If the air is blown lightly at the open end of the closed organ pipe, then the air column vibrates (as shown in figure) in the fundamental mode. There is a node at the closed end and an antinode at the open end. If l is the length of the tube,

l = λ1/4 or λ1 = 4l               …... (1)

If n1 is the fundamental frequency of the vibrations and v is the velocity of sound in air, then

n1 = v/λ1 = v/4l                  …... (2)

If air is blown strongly at the open end, frequencies higher than fundamental frequency can be produced. They are called overtones. Fig.b & Fig.c shows the mode of vibration with two or more nodes and antinodes.

l = 3λ3/4     or λ3 = 4l/3              …... (3)

Thus, n3 = v/λ3 = 3v/4l = 3n1      …... (4)

This is the first overtone or third harmonic.

Similarly, n5 = 5v/4l = 5n1          …... (5)

This is called as second overtone or fifth harmonic.

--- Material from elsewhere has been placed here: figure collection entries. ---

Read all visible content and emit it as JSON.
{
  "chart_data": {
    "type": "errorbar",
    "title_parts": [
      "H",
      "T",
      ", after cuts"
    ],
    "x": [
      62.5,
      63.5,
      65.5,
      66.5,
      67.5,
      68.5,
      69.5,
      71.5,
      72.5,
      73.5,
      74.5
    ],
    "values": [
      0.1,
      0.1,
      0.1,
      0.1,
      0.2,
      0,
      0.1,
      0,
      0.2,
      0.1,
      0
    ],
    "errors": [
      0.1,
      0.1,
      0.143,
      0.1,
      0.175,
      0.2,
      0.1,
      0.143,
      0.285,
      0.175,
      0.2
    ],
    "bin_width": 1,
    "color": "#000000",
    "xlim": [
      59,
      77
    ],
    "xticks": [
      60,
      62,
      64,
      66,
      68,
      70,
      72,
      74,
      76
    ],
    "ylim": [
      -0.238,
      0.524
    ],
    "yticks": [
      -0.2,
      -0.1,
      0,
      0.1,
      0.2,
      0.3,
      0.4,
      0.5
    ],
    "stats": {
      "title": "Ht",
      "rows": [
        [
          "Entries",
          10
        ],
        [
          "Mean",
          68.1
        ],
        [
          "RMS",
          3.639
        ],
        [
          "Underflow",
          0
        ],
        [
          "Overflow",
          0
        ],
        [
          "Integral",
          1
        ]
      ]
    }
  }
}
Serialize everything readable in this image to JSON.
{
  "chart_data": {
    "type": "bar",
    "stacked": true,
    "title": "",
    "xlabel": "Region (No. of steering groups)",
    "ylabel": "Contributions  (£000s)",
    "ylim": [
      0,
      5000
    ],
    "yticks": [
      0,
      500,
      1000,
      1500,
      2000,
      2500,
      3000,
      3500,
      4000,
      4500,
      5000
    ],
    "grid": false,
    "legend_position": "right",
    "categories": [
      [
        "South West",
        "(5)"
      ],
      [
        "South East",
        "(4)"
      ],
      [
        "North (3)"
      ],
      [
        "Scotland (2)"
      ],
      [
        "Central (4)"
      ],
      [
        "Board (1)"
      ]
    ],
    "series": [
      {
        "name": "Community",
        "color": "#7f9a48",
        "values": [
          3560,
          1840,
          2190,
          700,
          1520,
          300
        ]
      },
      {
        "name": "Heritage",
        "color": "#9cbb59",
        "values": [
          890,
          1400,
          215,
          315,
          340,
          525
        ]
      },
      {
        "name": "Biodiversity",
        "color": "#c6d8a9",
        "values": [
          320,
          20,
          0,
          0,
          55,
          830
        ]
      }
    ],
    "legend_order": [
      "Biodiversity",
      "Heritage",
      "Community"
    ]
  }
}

Therefore the frequency of pth overtone is (2p + 1) n1 where n1 is the fundamental frequency. In a closed pipe only odd harmonics are produced. The frequencies of harmonics are in the ratio of 1 : 3 : 5.....

(b) Open organ pipe

When air is blown into the open organ pipe, the air column vibrates in the fundamental mode as shown in figure. Antinodes are formed at the ends and a node is formed in the middle of the pipe. If l is the length of the pipe, then

l = λ1/2    Or   λ1 = 2l                 …... (1)

v = n1λ1 = n12l

The fundamental frequency,

n1 = v/2l                      …... (2)

In the next mode of vibration additional nodes and antinodes are formed as shown in Fig.b and Fig.c.

l = λ2 or v = n2λ2 = n2 (l)

So,  n2 = v/l = 2n1         …... (3)

This is the first overtone or second harmonic.

Similarly, 

 n3 = v/λ3 = 3v/2l = 3n1     …... (4)

This is the second overtone or third harmonic

Therefore the frequency of Pth overtone is (P + 1) n1 where n1 is the fundamental frequency.

The frequencies of harmonics are in the ratio of 1 : 2 : 3 ....